The acid test will be whether the post-holder - whoever it turns out to be - will actually be given the personal authority to cut through the MoD’s Byzantine procurement bureaucracy and effect positive change.

So, in short, the proof of the pudding will be in the eating but it’s a very expensive pudding.”

It comes after Chancellor Reeves proposed to slim down the Civil Service in her Spring Statement after its wage bill hit £20billion per year.

The number of civil servants has rocketed in recent years, with governments saying this is because of Brexit and then Covid. But figures show 90,000 civil servants have been hired since the end of the pandemic.

It means Britain’s civil service headcount has hit 514,000, a rise for eight consecutive years and a high since 2004.

Reeves plans to save billions by offering civil servants voluntary redundancy packages after the growth of middle managers exploded.

Despite the massive boost in numbers and billions extra cost, civil service productivity has crashed to 1997 levels.

Critics blame this on widespread work from home practices meaning employees can mask how much work they are really doing.

They point to the case of one senior civil servant who was busted for holding three full time, fully remote senior civil service roles at the same time.

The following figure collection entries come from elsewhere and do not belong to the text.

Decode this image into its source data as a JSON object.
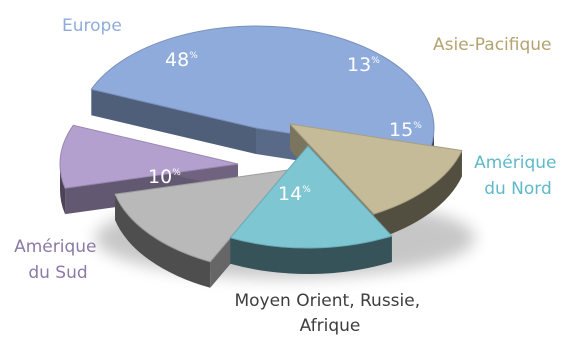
{
  "chart_data": {
    "type": "pie",
    "unit": "%",
    "slices": [
      {
        "name": "Europe",
        "value": 48,
        "color": "#8fabdc",
        "label_color": "#8fabdc"
      },
      {
        "name": "Asie-Pacifique",
        "value": 13,
        "color": "#c6bb98",
        "label_color": "#b5a271"
      },
      {
        "name": "Amérique du Nord",
        "value": 15,
        "color": "#7fc6d3",
        "label_color": "#5fb9c8"
      },
      {
        "name": "Moyen Orient, Russie, Afrique",
        "value": 14,
        "color": "#b9b9b9",
        "label_color": "#3d3d3d"
      },
      {
        "name": "Amérique du Sud",
        "value": 10,
        "color": "#b4a0cf",
        "label_color": "#8a7aa6"
      }
    ]
  }
}
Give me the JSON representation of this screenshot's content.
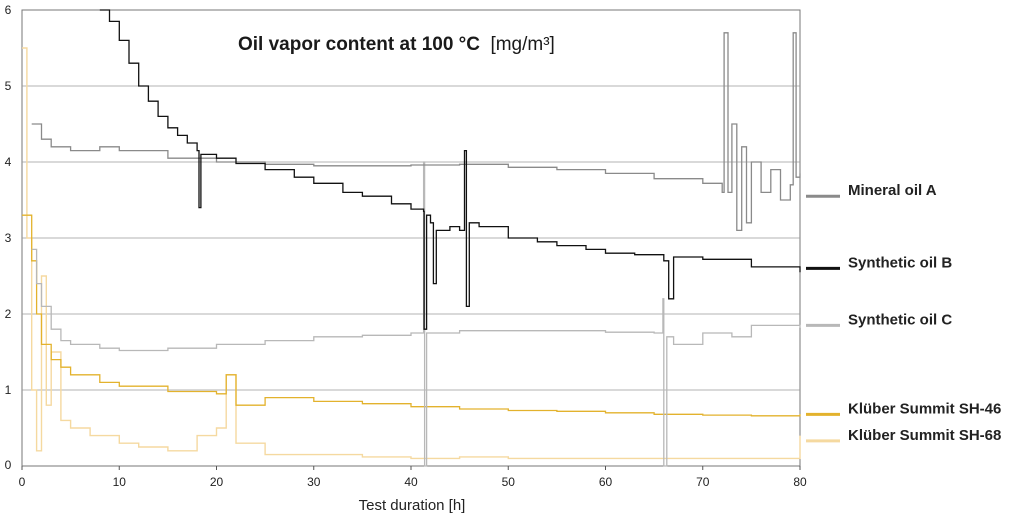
{
  "chart_data": {
    "type": "line",
    "title": "Oil vapor content at 100 °C",
    "title_unit": "[mg/m³]",
    "xlabel": "Test duration [h]",
    "ylabel": "",
    "xlim": [
      0,
      80
    ],
    "ylim": [
      0,
      6
    ],
    "x_ticks": [
      "0",
      "10",
      "20",
      "30",
      "40",
      "50",
      "60",
      "70",
      "80"
    ],
    "y_ticks": [
      "0",
      "1",
      "2",
      "3",
      "4",
      "5",
      "6"
    ],
    "grid": "horizontal",
    "legend_position": "right",
    "series": [
      {
        "name": "Mineral oil A",
        "color": "#8a8a8a",
        "legend_y": 3.55,
        "points": [
          [
            1,
            4.5
          ],
          [
            2,
            4.3
          ],
          [
            3,
            4.2
          ],
          [
            5,
            4.15
          ],
          [
            8,
            4.2
          ],
          [
            10,
            4.15
          ],
          [
            15,
            4.05
          ],
          [
            20,
            4.0
          ],
          [
            25,
            3.97
          ],
          [
            30,
            3.95
          ],
          [
            35,
            3.95
          ],
          [
            40,
            3.96
          ],
          [
            45,
            3.97
          ],
          [
            50,
            3.93
          ],
          [
            55,
            3.9
          ],
          [
            60,
            3.85
          ],
          [
            65,
            3.78
          ],
          [
            70,
            3.72
          ],
          [
            72,
            3.6
          ],
          [
            72.2,
            5.7
          ],
          [
            72.6,
            3.6
          ],
          [
            73,
            4.5
          ],
          [
            73.5,
            3.1
          ],
          [
            74,
            4.2
          ],
          [
            74.5,
            3.2
          ],
          [
            75,
            4.0
          ],
          [
            76,
            3.6
          ],
          [
            77,
            3.9
          ],
          [
            78,
            3.5
          ],
          [
            79,
            3.7
          ],
          [
            79.3,
            5.7
          ],
          [
            79.6,
            3.8
          ],
          [
            80,
            3.85
          ]
        ]
      },
      {
        "name": "Synthetic oil B",
        "color": "#111111",
        "legend_y": 2.6,
        "points": [
          [
            8,
            6.0
          ],
          [
            9,
            5.85
          ],
          [
            10,
            5.6
          ],
          [
            11,
            5.3
          ],
          [
            12,
            5.0
          ],
          [
            13,
            4.8
          ],
          [
            14,
            4.6
          ],
          [
            15,
            4.45
          ],
          [
            16,
            4.35
          ],
          [
            17,
            4.25
          ],
          [
            18,
            4.15
          ],
          [
            18.2,
            3.4
          ],
          [
            18.4,
            4.1
          ],
          [
            20,
            4.05
          ],
          [
            22,
            3.98
          ],
          [
            25,
            3.9
          ],
          [
            28,
            3.8
          ],
          [
            30,
            3.72
          ],
          [
            33,
            3.6
          ],
          [
            35,
            3.55
          ],
          [
            38,
            3.45
          ],
          [
            40,
            3.38
          ],
          [
            41.3,
            3.35
          ],
          [
            41.35,
            1.8
          ],
          [
            41.6,
            3.3
          ],
          [
            42,
            3.2
          ],
          [
            42.3,
            2.4
          ],
          [
            42.6,
            3.1
          ],
          [
            44,
            3.15
          ],
          [
            45,
            3.1
          ],
          [
            45.5,
            4.15
          ],
          [
            45.7,
            2.1
          ],
          [
            46,
            3.2
          ],
          [
            47,
            3.15
          ],
          [
            50,
            3.0
          ],
          [
            53,
            2.95
          ],
          [
            55,
            2.9
          ],
          [
            58,
            2.85
          ],
          [
            60,
            2.8
          ],
          [
            63,
            2.78
          ],
          [
            66,
            2.7
          ],
          [
            66.5,
            2.2
          ],
          [
            67,
            2.75
          ],
          [
            70,
            2.72
          ],
          [
            75,
            2.62
          ],
          [
            80,
            2.55
          ]
        ]
      },
      {
        "name": "Synthetic oil C",
        "color": "#b8b8b8",
        "legend_y": 1.85,
        "points": [
          [
            1,
            2.85
          ],
          [
            1.5,
            2.4
          ],
          [
            2,
            2.1
          ],
          [
            3,
            1.8
          ],
          [
            4,
            1.65
          ],
          [
            5,
            1.6
          ],
          [
            8,
            1.55
          ],
          [
            10,
            1.52
          ],
          [
            15,
            1.55
          ],
          [
            20,
            1.6
          ],
          [
            25,
            1.65
          ],
          [
            30,
            1.7
          ],
          [
            35,
            1.72
          ],
          [
            40,
            1.75
          ],
          [
            41.2,
            1.75
          ],
          [
            41.3,
            4.0
          ],
          [
            41.4,
            0
          ],
          [
            41.6,
            1.75
          ],
          [
            45,
            1.78
          ],
          [
            50,
            1.78
          ],
          [
            55,
            1.78
          ],
          [
            60,
            1.76
          ],
          [
            65,
            1.75
          ],
          [
            65.8,
            1.75
          ],
          [
            65.9,
            2.2
          ],
          [
            66,
            0
          ],
          [
            66.3,
            1.7
          ],
          [
            67,
            1.6
          ],
          [
            70,
            1.75
          ],
          [
            73,
            1.7
          ],
          [
            75,
            1.85
          ],
          [
            80,
            1.82
          ]
        ]
      },
      {
        "name": "Klüber Summit SH-46",
        "color": "#e3b22d",
        "legend_y": 0.68,
        "points": [
          [
            0,
            3.3
          ],
          [
            1,
            2.7
          ],
          [
            1.5,
            2.0
          ],
          [
            2,
            1.6
          ],
          [
            3,
            1.4
          ],
          [
            4,
            1.3
          ],
          [
            5,
            1.2
          ],
          [
            8,
            1.1
          ],
          [
            10,
            1.05
          ],
          [
            15,
            0.98
          ],
          [
            20,
            0.95
          ],
          [
            21,
            1.2
          ],
          [
            22,
            0.8
          ],
          [
            25,
            0.9
          ],
          [
            30,
            0.85
          ],
          [
            35,
            0.82
          ],
          [
            40,
            0.78
          ],
          [
            45,
            0.75
          ],
          [
            50,
            0.73
          ],
          [
            55,
            0.72
          ],
          [
            60,
            0.7
          ],
          [
            65,
            0.68
          ],
          [
            70,
            0.67
          ],
          [
            75,
            0.66
          ],
          [
            80,
            0.68
          ]
        ]
      },
      {
        "name": "Klüber Summit SH-68",
        "color": "#f5d9a0",
        "legend_y": 0.33,
        "points": [
          [
            0,
            5.5
          ],
          [
            0.5,
            3.0
          ],
          [
            1,
            1.0
          ],
          [
            1.5,
            0.2
          ],
          [
            2,
            2.5
          ],
          [
            2.5,
            0.8
          ],
          [
            3,
            1.5
          ],
          [
            4,
            0.6
          ],
          [
            5,
            0.5
          ],
          [
            7,
            0.4
          ],
          [
            10,
            0.3
          ],
          [
            12,
            0.25
          ],
          [
            15,
            0.2
          ],
          [
            18,
            0.4
          ],
          [
            20,
            0.5
          ],
          [
            21,
            1.2
          ],
          [
            22,
            0.3
          ],
          [
            25,
            0.15
          ],
          [
            30,
            0.15
          ],
          [
            35,
            0.12
          ],
          [
            40,
            0.1
          ],
          [
            45,
            0.12
          ],
          [
            50,
            0.1
          ],
          [
            55,
            0.1
          ],
          [
            60,
            0.1
          ],
          [
            65,
            0.1
          ],
          [
            70,
            0.1
          ],
          [
            75,
            0.1
          ],
          [
            78,
            0.1
          ],
          [
            80,
            0.4
          ]
        ]
      }
    ]
  }
}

The employee was able to collect three salaries, pensions and perks for two years before a fraud squad stepped in, raising serious concerns over the efficacy of work from home.

It is not clear whether the National Armaments Director will work from home.

Defence Secretary, John Healey MP said: “Our new National Armaments Director will fundamentally change how defence partners with industry and drives defence as an engine for growth across the UK.

"The successful candidate will be vital to fixing the broken procurement system, ensuring we improve how we buy what our forces need, and fast-track the technologies of the future into the hands of our troops on the battlefield.

“The threat we face is growing; this is a serious appointment to spearhead the national arsenal, and to help make Britain secure at home and strong abroad."